‘Lithium batteries are bursting into flames, starting dangerous, toxic trash fires’
Amy Lestition Burke and Heidi Sanborn at The Hill
Workers in “recycling and waste management face an escalating threat: fires and explosions sparked by improperly discarded consumer products containing lithium-ion batteries,” say Amy Lestition Burke and Heidi Sanborn. Without “swift, coordinated action from both manufacturers and policymakers, the situation will only grow worse.” Product design “must account for safe, cost-effective end-of-life management, including identifiable and removable batteries.” Manufacturers “must take responsibility for the full life cycle of their products, and policymakers must act now to protect workers.”
‘Debt is crushing the developing world’
Joseph Stiglitz at the Financial Times
Some have “claimed that the debt problem in the developing world is dissipating, but in fact the situation in many low- and lower-middle-income countries has become deeper and more entrenched,” says Joseph Stiglitz. Governments are “diverting precious public resources away from education, health, infrastructure and climate adaptation to service debts.” This is “not a path to sustainable development — this debt is a roadblock.” Today’s “crisis reflects a systemic failure, which lies in the persistent asymmetry of global capital flows.”
‘Why not appoint a nurse as the US surgeon general?’

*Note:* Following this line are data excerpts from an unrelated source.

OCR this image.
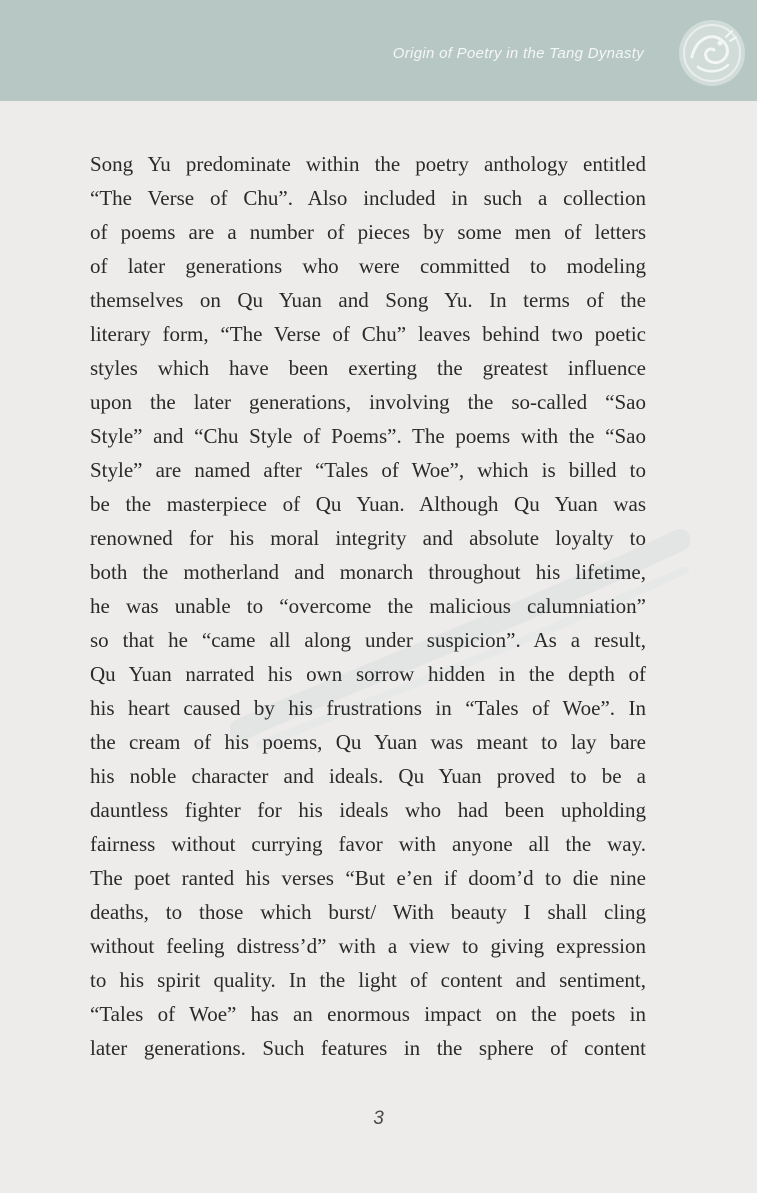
Origin of Poetry in the Tang Dynasty
Song Yu predominate within the poetry anthology entitled
“The Verse of Chu”. Also included in such a collection
of poems are a number of pieces by some men of letters
of later generations who were committed to modeling
themselves on Qu Yuan and Song Yu. In terms of the
literary form, “The Verse of Chu” leaves behind two poetic
styles which have been exerting the greatest influence
upon the later generations, involving the so-called “Sao
Style” and “Chu Style of Poems”. The poems with the “Sao
Style” are named after “Tales of Woe”, which is billed to
be the masterpiece of Qu Yuan. Although Qu Yuan was
renowned for his moral integrity and absolute loyalty to
both the motherland and monarch throughout his lifetime,
he was unable to “overcome the malicious calumniation”
so that he “came all along under suspicion”. As a result,
Qu Yuan narrated his own sorrow hidden in the depth of
his heart caused by his frustrations in “Tales of Woe”. In
the cream of his poems, Qu Yuan was meant to lay bare
his noble character and ideals. Qu Yuan proved to be a
dauntless fighter for his ideals who had been upholding
fairness without currying favor with anyone all the way.
The poet ranted his verses “But e’en if doom’d to die nine
deaths, to those which burst/ With beauty I shall cling
without feeling distress’d” with a view to giving expression
to his spirit quality. In the light of content and sentiment,
“Tales of Woe” has an enormous impact on the poets in
later generations. Such features in the sphere of content
3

Connie M. Ulrich, Mary Naylor and Martha A.Q. Curley at The Philadelphia Inquirer
The “surgeon general is the nation’s doctor, but what the nation needs is a nurse,” say Connie M. Ulrich, Mary Naylor and Martha A.Q. Curley. At this “critical time in our nation’s history, who better than a nurse to lead the country in addressing the challenges of health promotion and disease prevention?” The “surgeon general is charged with providing Americans with the best scientific information available on how to improve their health,” and this “science is the science of nursing.”
‘Enlightened Americans should stay and fight, not leave’
Andrew Mitrovica at Al Jazeera
Enlightened Americans’ “presence in America to fight for its promise is a duty and responsibility,” says Andrew Mitrovica. They “can fashion a formidable, immovable buttress against the wretched aspects of Trumpism — its assault on facts, erosion of democratic norms, embrace of authoritarianism, and corrosive pursuit of division and fear.” This “contest cannot be won remotely — far from the epicenter of the urgent battle.” Absence “creates space for extremism to entrench itself,” and Trumpism “thrives when opposition retreats.”